6. Rush Limbaugh, corporate spokesman. People, people, people! Rush Limbaugh is entertainment. If you continue to treat him as your spokesperson he will continue to drive away the independent vote. Limbaugh is a comedian with an ideology. He is not your leader, nor should you treat him as such. I personally believe that he drove John McCain out of contention for the presidency and that is just insane. Ask yourself this question: If Rush ran for president, would he win? If you answer this with a yes, please ask yourself again, and again and again, until you come up with the correct answer.

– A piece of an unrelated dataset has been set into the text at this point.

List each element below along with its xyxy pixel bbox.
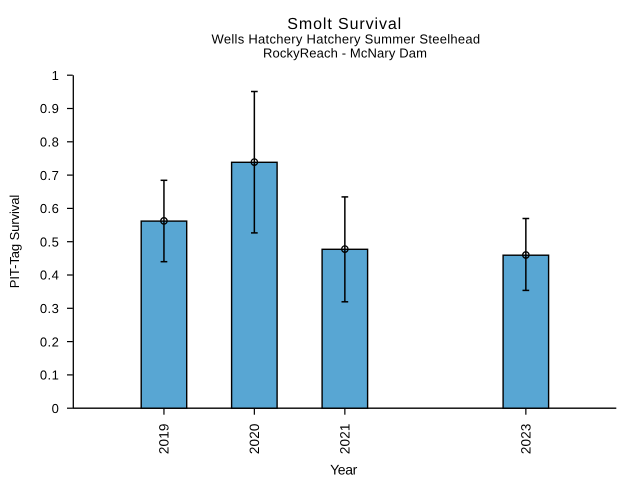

7. Impeachment. It is believed that Bill Clinton is the most corrupt president we have ever had. It is suspected that he committed numerous impeachable offenses, and all you guys could come up with is perjury. That's sad. The Senate abandoned the House on impeachment and then the entire Congress abandoned Ken Starr. He took the brunt of the attacks and you all left him out to dry. Speaking of which, when are you guys going to find the testicular fortitude to actually investigate the media diversion known as the Sudanese Aspirin Factory Invasion and show you have an understanding of the term "abuse of power?"
8. The perpetual minority. Face it guys, you work better when you are out numbered. I don't know if it's because you act out of desperation or because you can't handle the majority role, but you are blowing it. You have controlled Congress for nearly 5 years now and we have more
bureaucracy, a more cynical public outlook and a federal government that owns more land then ever. If you can't handle the lead, I beg of you, get out of the game.